In other words, novelty in form means that content can be less complex, but as we get tired of the form, content becomes more complex (or, in Martindale's unfortunate terminology, "primordial"). Think of electronic music: at first, it was all techno and disco, 133 bpm four-on-the-floor. It was a big hit. Now, 20 years later, there's a forest of subgenres. Why was the original formula not enough to sustain 20 years of dancing? People feel compelled to create ever more complex content when a new field of ideas opens. Is the pattern of that creation somehow predictable?
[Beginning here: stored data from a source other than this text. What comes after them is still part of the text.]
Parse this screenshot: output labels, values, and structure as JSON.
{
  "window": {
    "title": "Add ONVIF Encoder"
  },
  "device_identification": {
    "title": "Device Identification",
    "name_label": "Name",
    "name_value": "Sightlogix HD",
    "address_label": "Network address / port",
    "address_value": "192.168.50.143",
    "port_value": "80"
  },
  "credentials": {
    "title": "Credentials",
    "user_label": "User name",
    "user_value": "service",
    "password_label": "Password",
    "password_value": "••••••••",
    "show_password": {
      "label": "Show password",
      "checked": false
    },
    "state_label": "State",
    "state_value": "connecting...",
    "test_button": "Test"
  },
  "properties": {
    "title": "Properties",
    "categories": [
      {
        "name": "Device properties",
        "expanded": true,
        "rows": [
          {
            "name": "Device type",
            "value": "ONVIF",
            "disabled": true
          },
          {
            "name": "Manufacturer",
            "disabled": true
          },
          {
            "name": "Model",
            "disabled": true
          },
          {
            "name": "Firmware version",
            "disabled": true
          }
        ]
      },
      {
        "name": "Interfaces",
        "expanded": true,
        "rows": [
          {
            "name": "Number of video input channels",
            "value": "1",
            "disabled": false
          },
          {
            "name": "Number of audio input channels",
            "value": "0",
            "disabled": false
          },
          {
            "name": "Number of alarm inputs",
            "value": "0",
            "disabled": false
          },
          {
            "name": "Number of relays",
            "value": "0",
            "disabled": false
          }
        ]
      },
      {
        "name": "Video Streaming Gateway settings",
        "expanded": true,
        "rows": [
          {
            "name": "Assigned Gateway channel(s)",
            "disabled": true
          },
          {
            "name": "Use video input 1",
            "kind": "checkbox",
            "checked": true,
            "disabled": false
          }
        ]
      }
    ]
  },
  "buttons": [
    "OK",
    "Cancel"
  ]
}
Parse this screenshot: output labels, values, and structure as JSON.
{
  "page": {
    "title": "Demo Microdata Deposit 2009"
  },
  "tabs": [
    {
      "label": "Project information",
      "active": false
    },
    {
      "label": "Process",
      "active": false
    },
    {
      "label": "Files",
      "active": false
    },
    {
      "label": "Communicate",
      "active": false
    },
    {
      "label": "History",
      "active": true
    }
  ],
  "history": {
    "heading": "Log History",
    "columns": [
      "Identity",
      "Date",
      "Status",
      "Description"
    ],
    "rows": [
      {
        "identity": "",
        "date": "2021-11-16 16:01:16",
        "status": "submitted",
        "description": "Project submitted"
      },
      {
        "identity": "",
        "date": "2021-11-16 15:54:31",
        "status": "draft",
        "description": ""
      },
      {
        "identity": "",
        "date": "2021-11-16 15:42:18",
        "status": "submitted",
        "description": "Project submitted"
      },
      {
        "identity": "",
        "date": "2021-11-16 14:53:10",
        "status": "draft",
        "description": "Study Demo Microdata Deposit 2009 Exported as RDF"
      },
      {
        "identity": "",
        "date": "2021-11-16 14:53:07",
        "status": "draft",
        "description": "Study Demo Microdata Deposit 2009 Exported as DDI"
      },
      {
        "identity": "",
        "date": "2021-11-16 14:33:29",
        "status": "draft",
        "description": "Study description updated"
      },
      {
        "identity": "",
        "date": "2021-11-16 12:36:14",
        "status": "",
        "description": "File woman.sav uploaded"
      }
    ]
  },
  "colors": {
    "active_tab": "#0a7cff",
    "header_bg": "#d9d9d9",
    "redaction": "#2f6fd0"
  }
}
Dutton raises some very good questions about the book, but concludes--as I have--that it's far from useless because it asks many old questions in an entirely new way, a way that produces unexpected answers that have a face validity that's hard to ignore. That said, the book has been on the remainder shelves pretty much since the day it was published, so it in fact has been ignored and Martindale's assertions have never been validated or refuted on anything like the terms he created them under. Too bad, and I hope that now that the emergent property analysis tools exist, someone in need of journal publication will use them to analyze Martidale's assertions.